Agents will warn if a place is really damaged by smoking here but I do not see any listings which mention that the house is occupied by smokers. Buyers can tell agents in advance what they strongly object to, so buyer agents can rely on private conversations with list agents to eliminate listings from consideration.

https://bmjopen.bmj.com/content/2/6/e001256

Well I don't think I can agree with that. I am 70.8 years old, and I have become far more sensitive to cigarette smoke with age. - If I am in an office building, and one person smokes one cigarette in the restroom, I will know it (if the ventilation system is so engineered), head to the bathroom, wait for them to exit, see the E-Cigarette holder in their pocket, scold them and just possibly report it. In fact, even if no one is smoking in the building, I don't like the cigarette smoke they bring in, that is remaining in their lungs, the THS on their clothes and baggage. - That, despite the fact that my sense of smell has overall degraded. Generally speaking, from talking with others, people do in fact become more sensitive to specific toxins and chemicals in the environment with time. They develop sensitivity. Some people are very constrained as to where they can work - if they can even venture into congested public areas.
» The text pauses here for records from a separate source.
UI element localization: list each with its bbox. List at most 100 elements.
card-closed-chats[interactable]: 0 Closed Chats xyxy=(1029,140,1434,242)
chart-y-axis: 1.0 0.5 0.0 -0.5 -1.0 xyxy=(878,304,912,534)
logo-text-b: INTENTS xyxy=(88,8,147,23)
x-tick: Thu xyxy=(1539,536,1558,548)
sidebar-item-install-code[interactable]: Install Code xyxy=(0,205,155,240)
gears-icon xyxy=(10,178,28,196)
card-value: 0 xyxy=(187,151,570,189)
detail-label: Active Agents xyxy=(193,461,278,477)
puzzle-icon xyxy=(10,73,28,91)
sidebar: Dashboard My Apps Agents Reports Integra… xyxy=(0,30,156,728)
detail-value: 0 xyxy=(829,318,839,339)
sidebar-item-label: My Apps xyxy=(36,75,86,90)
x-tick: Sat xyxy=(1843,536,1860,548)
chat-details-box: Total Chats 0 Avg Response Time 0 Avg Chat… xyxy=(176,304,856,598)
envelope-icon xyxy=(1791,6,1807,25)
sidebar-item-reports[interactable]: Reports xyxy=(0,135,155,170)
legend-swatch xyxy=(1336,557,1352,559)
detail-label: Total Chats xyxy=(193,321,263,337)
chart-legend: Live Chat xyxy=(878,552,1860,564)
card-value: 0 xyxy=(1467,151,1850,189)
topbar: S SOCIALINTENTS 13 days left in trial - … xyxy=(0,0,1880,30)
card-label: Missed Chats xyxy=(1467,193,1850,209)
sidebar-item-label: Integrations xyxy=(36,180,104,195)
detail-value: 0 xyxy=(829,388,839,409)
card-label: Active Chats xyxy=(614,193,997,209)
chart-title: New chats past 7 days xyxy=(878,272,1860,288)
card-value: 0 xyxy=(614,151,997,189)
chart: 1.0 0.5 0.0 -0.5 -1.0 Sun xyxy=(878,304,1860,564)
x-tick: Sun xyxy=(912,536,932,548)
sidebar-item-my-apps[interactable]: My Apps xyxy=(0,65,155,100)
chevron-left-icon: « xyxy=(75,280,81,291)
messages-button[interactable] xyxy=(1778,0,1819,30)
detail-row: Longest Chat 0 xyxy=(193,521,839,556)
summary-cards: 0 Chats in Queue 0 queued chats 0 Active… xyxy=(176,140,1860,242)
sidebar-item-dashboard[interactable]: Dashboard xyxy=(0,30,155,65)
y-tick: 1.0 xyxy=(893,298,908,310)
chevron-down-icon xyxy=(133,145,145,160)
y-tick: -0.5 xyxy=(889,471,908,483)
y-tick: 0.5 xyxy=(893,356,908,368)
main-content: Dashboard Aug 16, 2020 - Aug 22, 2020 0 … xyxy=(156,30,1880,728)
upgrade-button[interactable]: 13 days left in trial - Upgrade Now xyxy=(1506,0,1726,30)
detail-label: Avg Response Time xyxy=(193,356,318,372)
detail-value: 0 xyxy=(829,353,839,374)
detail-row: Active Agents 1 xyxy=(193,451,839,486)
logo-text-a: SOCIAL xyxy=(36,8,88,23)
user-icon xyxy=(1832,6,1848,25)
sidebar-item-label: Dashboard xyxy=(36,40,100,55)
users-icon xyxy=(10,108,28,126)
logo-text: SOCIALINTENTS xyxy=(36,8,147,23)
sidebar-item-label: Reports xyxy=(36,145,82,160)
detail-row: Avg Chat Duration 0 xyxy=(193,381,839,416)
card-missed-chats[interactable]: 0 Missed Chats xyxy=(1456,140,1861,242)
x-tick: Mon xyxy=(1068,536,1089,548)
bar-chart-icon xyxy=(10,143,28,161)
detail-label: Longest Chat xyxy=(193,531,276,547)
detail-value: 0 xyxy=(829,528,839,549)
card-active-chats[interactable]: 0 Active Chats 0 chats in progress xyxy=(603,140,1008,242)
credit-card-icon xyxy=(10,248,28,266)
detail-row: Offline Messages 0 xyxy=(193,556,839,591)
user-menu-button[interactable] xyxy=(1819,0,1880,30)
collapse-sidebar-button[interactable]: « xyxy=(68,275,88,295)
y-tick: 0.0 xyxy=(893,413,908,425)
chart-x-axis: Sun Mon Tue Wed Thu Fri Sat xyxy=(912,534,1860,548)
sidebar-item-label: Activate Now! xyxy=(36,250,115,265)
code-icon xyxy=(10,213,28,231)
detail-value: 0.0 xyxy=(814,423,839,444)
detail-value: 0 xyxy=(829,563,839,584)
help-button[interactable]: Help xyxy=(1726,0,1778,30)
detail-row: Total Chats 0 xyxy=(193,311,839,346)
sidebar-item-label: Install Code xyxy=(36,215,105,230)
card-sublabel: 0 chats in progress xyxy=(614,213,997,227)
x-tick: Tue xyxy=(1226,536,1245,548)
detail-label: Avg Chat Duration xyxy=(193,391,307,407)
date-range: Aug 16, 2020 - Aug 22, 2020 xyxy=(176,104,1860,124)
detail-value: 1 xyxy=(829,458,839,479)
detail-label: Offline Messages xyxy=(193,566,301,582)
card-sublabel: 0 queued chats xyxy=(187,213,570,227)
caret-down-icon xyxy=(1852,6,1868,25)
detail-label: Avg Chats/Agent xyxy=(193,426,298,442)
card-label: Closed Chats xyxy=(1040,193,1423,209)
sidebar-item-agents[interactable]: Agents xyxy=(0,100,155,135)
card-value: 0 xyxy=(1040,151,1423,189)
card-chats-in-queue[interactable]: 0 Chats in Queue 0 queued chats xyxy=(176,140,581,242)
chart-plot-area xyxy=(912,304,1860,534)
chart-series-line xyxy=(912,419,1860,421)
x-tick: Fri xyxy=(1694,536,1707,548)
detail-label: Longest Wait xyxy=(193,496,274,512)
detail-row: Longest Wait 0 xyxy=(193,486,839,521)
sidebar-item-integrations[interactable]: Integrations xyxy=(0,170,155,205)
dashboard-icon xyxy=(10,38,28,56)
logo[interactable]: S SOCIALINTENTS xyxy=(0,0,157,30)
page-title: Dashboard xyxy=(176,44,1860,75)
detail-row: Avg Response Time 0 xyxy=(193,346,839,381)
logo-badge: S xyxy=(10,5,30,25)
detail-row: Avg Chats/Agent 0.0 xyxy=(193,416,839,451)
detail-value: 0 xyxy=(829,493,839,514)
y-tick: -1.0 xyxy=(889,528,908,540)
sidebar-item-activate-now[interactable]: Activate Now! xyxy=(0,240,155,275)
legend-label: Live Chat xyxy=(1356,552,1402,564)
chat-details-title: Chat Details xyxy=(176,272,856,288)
My daughter worked for a while at a night club in San Francisco where there was a lot of second hand smoke. She never smokes, nor lets friends in the house who smoke. But her room to me smelled like there had been a cigarette smoker living in it. She left to go fire fighting up in Oregon for several weeks (her favorite job, as she loves to spend the day tramping up and down the mountains in fresh air and the physical work involved in cleaning up after fires). I ran an ozone generator in the room for several hours, and then opened the windows to let in fresh air for a week. The smell was still there, maybe reduced by 50%. I did the same thing over again and after another week the smell was pretty much gone. Understand, this was only from residue she had picked up from working at the night club. Amazing stuff THS.

The big problem in the SF Bay Area, is with software engineers and analysts from India, sometimes from other states, of which a high percentage are smokers. They smoke regular cigarettes outside, 25 feet from the building, but they bring in E-Cigarettes and try to smoke them in the restrooms, or find that in a cubicle with 6 foot walls, they can even duck down and take a few puffs without most people noticing, - if they are clever. But mostly, I would have to venture, they mostly just bring in THS on their clothes, baggage and body. I remember having real problems at an Apple building in Sunnyvale several years ago whereI had a 6 month contract to create and develop a testing language for their AI fraud detection system for Apple Store. This particular building - actually near the Advanced Micro Devices build where I worked back in the 80's had mostly software engineers from India - but also small teams coming in from southern US states.
 
Men lose their sense of smell more than women,
As I said I am very sensitive to tobacco smoke. Like Bert I could smell smoke on the clothing of nonsmoker's who worked in bars. But all our bars and cafes are smoke free and have been for years. The seller is a fool not to remediate this before selling.

Odors are odors. Cats, smokes, grease, dead bodies can all be remediated and probably for only a few dollars per square foot. It shouldn't take a huge bite out of price and I bet few sensitive buyers would really consider buying and remediation. They would simply go one to the next house.